Le regain des tensions au Moyen-Orient et la fermeté des prix du pétrole ont coïncidé avec un dollar américain plus fort et une hausse des rendements obligataires mondiaux. OCBC anticipe une appréciation du dollar de 2 à 3 % au 2S26 face aux devises à plus faible rendement comme l’euro, le yen japonais et le franc suisse, tout en précisant qu’une progression plus large dépendrait de catalyseurs énergétiques et macroéconomiques plutôt que d’un scénario central.
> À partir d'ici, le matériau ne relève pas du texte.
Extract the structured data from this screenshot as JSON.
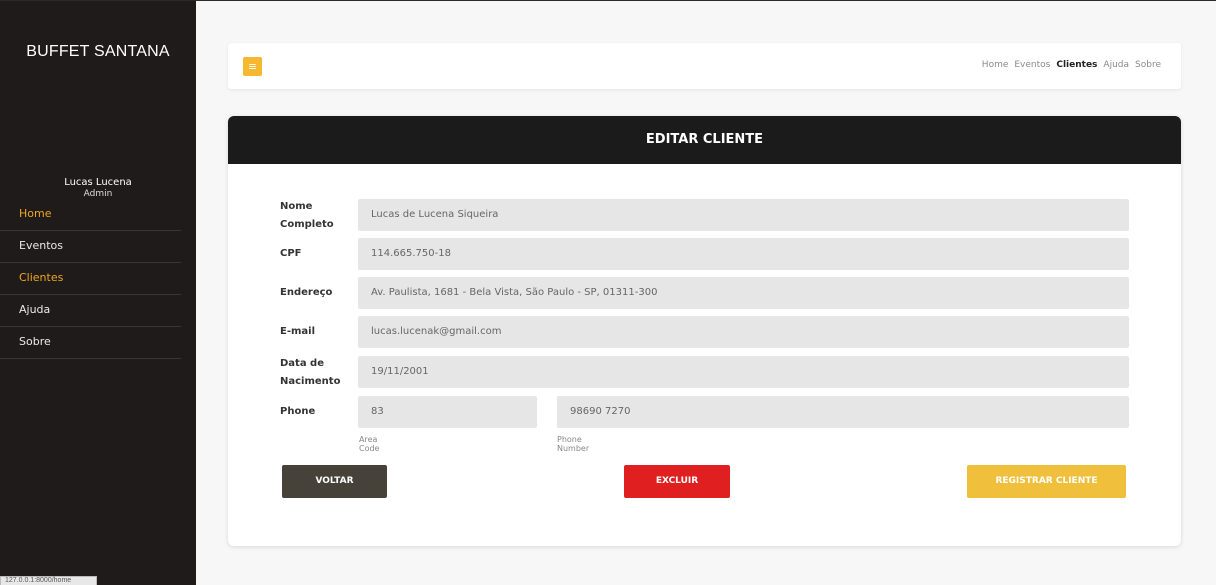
{
  "sidebar": {
    "brand": "BUFFET SANTANA",
    "user_name": "Lucas Lucena",
    "user_role": "Admin",
    "items": [
      {
        "label": "Home",
        "active": true
      },
      {
        "label": "Eventos",
        "active": false
      },
      {
        "label": "Clientes",
        "active": true
      },
      {
        "label": "Ajuda",
        "active": false
      },
      {
        "label": "Sobre",
        "active": false
      }
    ]
  },
  "status_url": "127.0.0.1:8000/home",
  "topbar": {
    "menu_icon": "hamburger-icon",
    "links": [
      "Home",
      "Eventos",
      "Clientes",
      "Ajuda",
      "Sobre"
    ]
  },
  "form": {
    "title": "EDITAR CLIENTE",
    "nome_label": "Nome Completo",
    "nome_value": "Lucas de Lucena Siqueira",
    "cpf_label": "CPF",
    "cpf_value": "114.665.750-18",
    "endereco_label": "Endereço",
    "endereco_value": "Av. Paulista, 1681 - Bela Vista, São Paulo - SP, 01311-300",
    "email_label": "E-mail",
    "email_value": "lucas.lucenak@gmail.com",
    "nascimento_label": "Data de Nacimento",
    "nascimento_value": "19/11/2001",
    "phone_label": "Phone",
    "area_code_value": "83",
    "area_code_hint": "Area Code",
    "phone_number_value": "98690 7270",
    "phone_number_hint": "Phone Number"
  },
  "buttons": {
    "back": "VOLTAR",
    "delete": "EXCLUIR",
    "submit": "REGISTRAR CLIENTE"
  },
  "colors": {
    "accent": "#f0a61f",
    "sidebar_bg": "#1f1b1b",
    "back_btn": "#474239",
    "delete_btn": "#e02020",
    "submit_btn": "#f0c03c"
  }
}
Un mouvement de plus de 5 % est présenté comme un risque de queue, qui nécessiterait soit un pétrole au-dessus de 100 USD le baril, soit des signes de surchauffe de l’économie américaine, notamment une baisse du chômage et des anticipations d’inflation à moyen terme plus élevées.
Le Brent autour de 78 USD le baril est jugé inférieur au seuil qui remettrait en cause l’idée que le choc énergétique du trimestre précédent s’estompe, même si de nouvelles hausses sont identifiées comme un catalyseur potentiel d’un renforcement plus généralisé du dollar. Par ailleurs, les dernières minutes du FOMC sont décrites comme contenant peu de surprises et comme cohérentes avec un ton restrictif après la réunion, le principal enseignement étant un basculement vers des perspectives de politique monétaire davantage fondées sur des scénarios.
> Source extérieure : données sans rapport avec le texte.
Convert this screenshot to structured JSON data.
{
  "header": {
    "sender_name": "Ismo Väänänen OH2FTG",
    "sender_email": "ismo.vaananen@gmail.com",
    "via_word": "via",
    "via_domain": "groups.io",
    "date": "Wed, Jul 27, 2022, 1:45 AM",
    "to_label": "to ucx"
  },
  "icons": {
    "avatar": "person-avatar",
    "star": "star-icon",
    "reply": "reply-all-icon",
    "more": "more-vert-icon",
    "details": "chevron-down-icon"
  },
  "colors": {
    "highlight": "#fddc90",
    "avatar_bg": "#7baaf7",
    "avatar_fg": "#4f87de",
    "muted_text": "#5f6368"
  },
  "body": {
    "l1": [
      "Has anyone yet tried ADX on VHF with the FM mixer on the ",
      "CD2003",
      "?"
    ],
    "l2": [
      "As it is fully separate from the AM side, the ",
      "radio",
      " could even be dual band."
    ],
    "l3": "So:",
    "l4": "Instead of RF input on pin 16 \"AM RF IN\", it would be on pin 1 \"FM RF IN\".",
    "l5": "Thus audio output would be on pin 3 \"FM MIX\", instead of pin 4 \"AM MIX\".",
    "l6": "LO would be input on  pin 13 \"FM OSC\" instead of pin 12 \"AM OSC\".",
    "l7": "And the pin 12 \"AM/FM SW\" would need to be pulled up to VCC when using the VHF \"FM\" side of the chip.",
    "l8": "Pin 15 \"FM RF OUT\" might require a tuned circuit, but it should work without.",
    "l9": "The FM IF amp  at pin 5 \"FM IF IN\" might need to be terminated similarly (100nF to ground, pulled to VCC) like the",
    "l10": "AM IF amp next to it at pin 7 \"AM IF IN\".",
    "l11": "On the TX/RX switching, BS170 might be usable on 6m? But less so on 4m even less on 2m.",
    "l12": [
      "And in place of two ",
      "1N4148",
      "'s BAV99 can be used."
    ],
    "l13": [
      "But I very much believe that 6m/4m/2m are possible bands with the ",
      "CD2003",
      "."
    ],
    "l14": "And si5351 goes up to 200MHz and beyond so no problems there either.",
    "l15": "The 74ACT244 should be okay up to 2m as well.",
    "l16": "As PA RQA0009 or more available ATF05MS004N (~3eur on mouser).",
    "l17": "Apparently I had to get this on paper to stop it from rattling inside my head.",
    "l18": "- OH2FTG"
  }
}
Perspectives sur le USD et facteurs de soutien
Nous anticipons un renforcement du dollar américain de 2 à 3 % au cours du second semestre 2026, en particulier face à l’euro et au yen japonais. Cette perspective est alimentée par l’accumulation des risques géopolitiques au Moyen-Orient, qui pousse les prix de l’énergie à la hausse. Les contrats à terme sur le Brent ont déjà grimpé à 81 dollars le baril cette semaine, signe que la dynamique est engagée.
Pour se positionner, nous envisageons l’achat d’options d’achat sur l’indice du dollar (DXY) avec des échéances vers la fin du T3. Cette stratégie permet de capter le mouvement anticipé avec un risque borné. Nous étudions également des positions sur futures vendeuses sur la paire EUR/USD, les différentiels de taux d’intérêt jouant en faveur du dollar.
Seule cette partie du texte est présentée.